THURSDAY, OCTOBER 11th
7 p.m., Bozeman Public Library
"Mex-en-Scene: Chicano Culture in Los Angeles"
Raul Homero Villa, Professor of English, Occidental College, Los Angeles, CA

Raul Homero Villa specializes in Chicano and U.S. literature and popular culture, urban studies, and Southwest/Borderlands literature and culture. His published articles cover such topics and U.S.-Mexico border balladry, intercultural relations in the Southwest, and Chicano barrio fiction and popular culture. He has co-edited and authored several books: Urban Latino Cultures: La vida latina en L.A. (Sage Press, 1999), Barrio-Logos: Space and Place in Urban Chicano Literature and Culture (University of Texas, 2000), and Los Angeles and the Future of Urban Cultures (Johns Hopkins University Press, 2005). He is currently working on a monograph about poet, artist and activist Jose Montoya through the Cesar Chavez Research Center at UCLA.


THURSDAY, NOVEMBER 8th
7 p.m., Bozeman Public Library
"The SocioEconomic Progress of Mexican Americans"
Stephen Trejo, Professor of Labor Economics, University of Texas, Austin, TX

Stephen Trejo is a labor economist whose research focuses on public policy issues, including overtime pay regulation, the labor market experiences of immigrants, and obstacles to the economic progress of minority groups. Trejo is a research fellow at the IZA, the Institute for the Study of Labor in Bonn, Germany, as well as at the Centre for Research and Analysis of Migration in London. He has published prolifically on the economic effects of overtime pay regulation; the impact of labor unions on compensation, employment, and work schedules; immigrant labor market experiences and welfare recipiency; and the relative economic status and intergenerational progress of Mexican Americans in the U.S.


FRIDAY, NOVEMBER 16th
6 p.m., Hagar Auditorium, Museum of the Rockies
"Terrorists, Vigilantes, War, and the Border"
Don Mitchell, Professor of Geography, Syracuse University, Syracuse, NY

A professor at the the Maxwell School of Citizenship and Public Affairs at Syracuse University, Dr.

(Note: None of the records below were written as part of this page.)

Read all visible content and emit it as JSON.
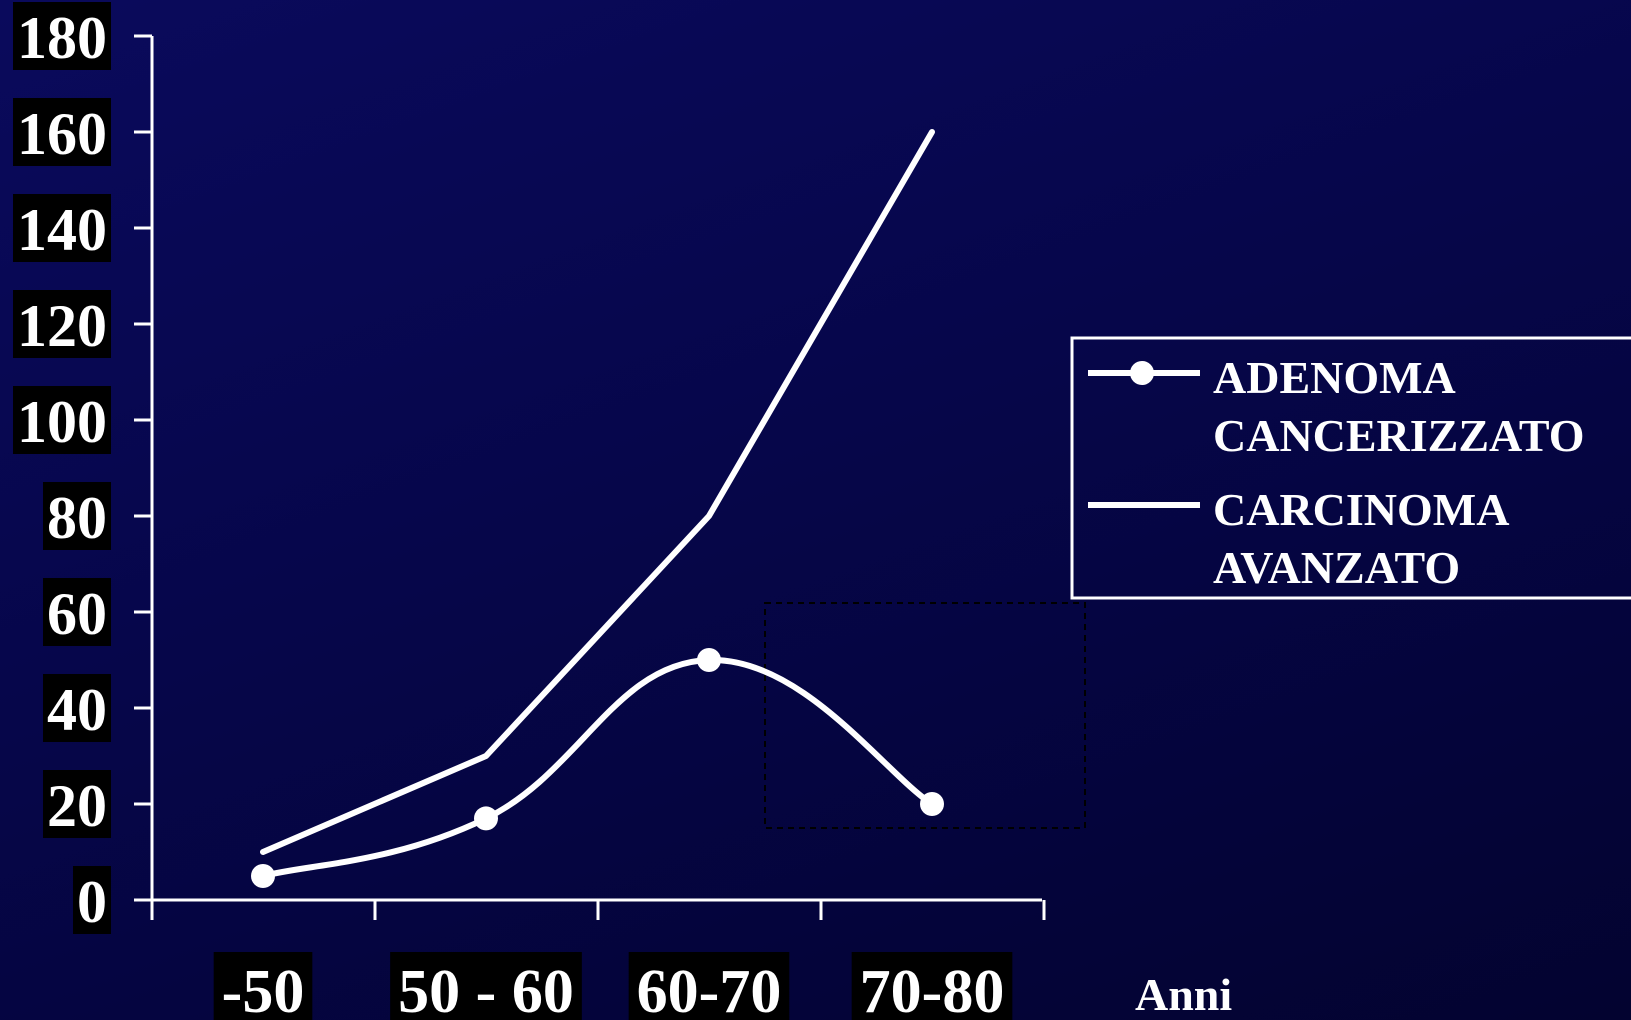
{
  "chart_data": {
    "type": "line",
    "title": "",
    "xlabel": "Anni",
    "ylabel": "",
    "ylim": [
      0,
      180
    ],
    "yticks": [
      "0",
      "20",
      "40",
      "60",
      "80",
      "100",
      "120",
      "140",
      "160",
      "180"
    ],
    "categories": [
      "-50",
      "50 - 60",
      "60-70",
      "70-80"
    ],
    "grid": false,
    "legend_position": "right",
    "series": [
      {
        "name": "ADENOMA CANCERIZZATO",
        "legend_lines": [
          "ADENOMA",
          "CANCERIZZATO"
        ],
        "values": [
          5,
          17,
          50,
          20
        ],
        "markers": true,
        "smooth": true,
        "color": "#ffffff"
      },
      {
        "name": "CARCINOMA AVANZATO",
        "legend_lines": [
          "CARCINOMA",
          "AVANZATO"
        ],
        "values": [
          10,
          30,
          80,
          160
        ],
        "markers": false,
        "smooth": false,
        "color": "#ffffff"
      }
    ],
    "colors": {
      "label_box": "#000000",
      "text": "#ffffff",
      "axis": "#ffffff"
    }
  }
}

Mitchell is also the director of the People's Geography Project. A cultural geographer, he is the author of The Lie of the Land: Migrant Workers and the California Landscape (1996) which looks at the production of landscape, particularly as it relates to laborers and the working classes. His more recent research looks at contemporary landscapes of migratory labor in California.